La relevancia en los medios sociales
Hace una semana hablaba de lo fácil y habitual que es confundir visibilidad con relevancia.
Desde mi punto de vista hay cinco niveles distintos en esto de la comunicación 2.0 que vale la pena tener en cuenta y que pueden aplicarse a un profesional, a una persona o a una empresa que esté haciendo Social Media Marketing (aunque también aplica a todo el marketing y la comunicación en general). Tu ponte en el que más te guste… no es que uno sea mejor que el otro, como siempre depende de los objetivos de negocio.
La Visibilidad se consigue cuando se es omnipresente. Solo tienes que forzar la máquina y tener presencia continua en facebook, en Twitter, en la TV o en la revista del barrio. Sirve para eso, para que alguien te encuentre y te diga “tu cara me suena…”. Hablas mucho, de todo y no necesariamente todo tiene conexión entre sí.
Popularidad. Si no solo eres visible sino que además lo haces de forma simpática, caes muy bien, eres famoso o eres muy buena gente alcanzarás popularidad. Es el momento en el que la gente dice “¡claro que me suena tu cara! tú eres… ¡eres un cachondo!”. Nadie sabe muy bien donde encuadrarte, pero les suenas y mucho, te contestan, comparten alguna de tus noticias y ahí se acaba todo.
Notoriedad. Aquí no te hace falta ni escribir ni aparecer tanto. Con poco que hagas la repercusión y el impacto son altos. Es cuando dicen “¡Hombre! Fulanito, que buena la noticia que compartiste el día 4 a las 17:32”. Relacionan persona y mensaje aunque no tengan muy claro aún a qué te dedicas… o no les importe.

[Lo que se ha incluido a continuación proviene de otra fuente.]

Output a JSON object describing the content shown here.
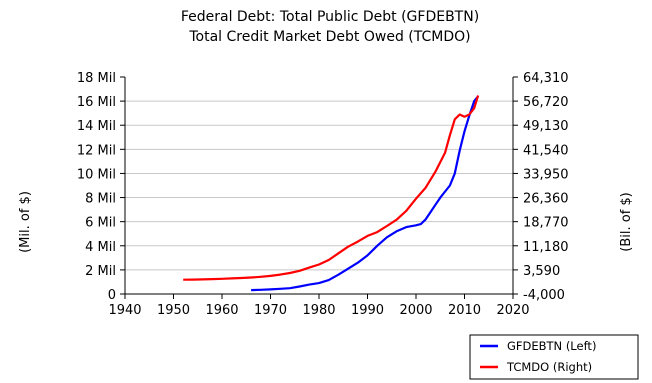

Relevancia. Ahí es cuando la notoriedad es permanente. Lo que escribes interesa a la gente y te siguen allá donde estés, te siguen porque no quieren perderse las cosas que dices. Eres lo que se dice un referente en la materia. Tienes prestigio y tu opinión es tenida muy en cuenta. Te encuentran y te dicen “esa teoría que tienes sobre nosequé me parece muy buena”. Ya saben quién eres, a qué te dedicas y, además, creen que sabes mucho de ello.
Influencia. Y este es el grado sumo. Es cuando el Relevante cruza fronteras. Además de todo lo anterior, tus noticias son compartidas en cantidades estratosféricas y lo hace hasta gente que no suele seguirte pero es capaz de decirle a sus amigos “oyes, que se lo he leído a Fulanito, eh? Poca broma”, aunque no lo haya leído directamente. Sientas cátedra en (casi) todo lo que dices. Te creen a pies juntillas.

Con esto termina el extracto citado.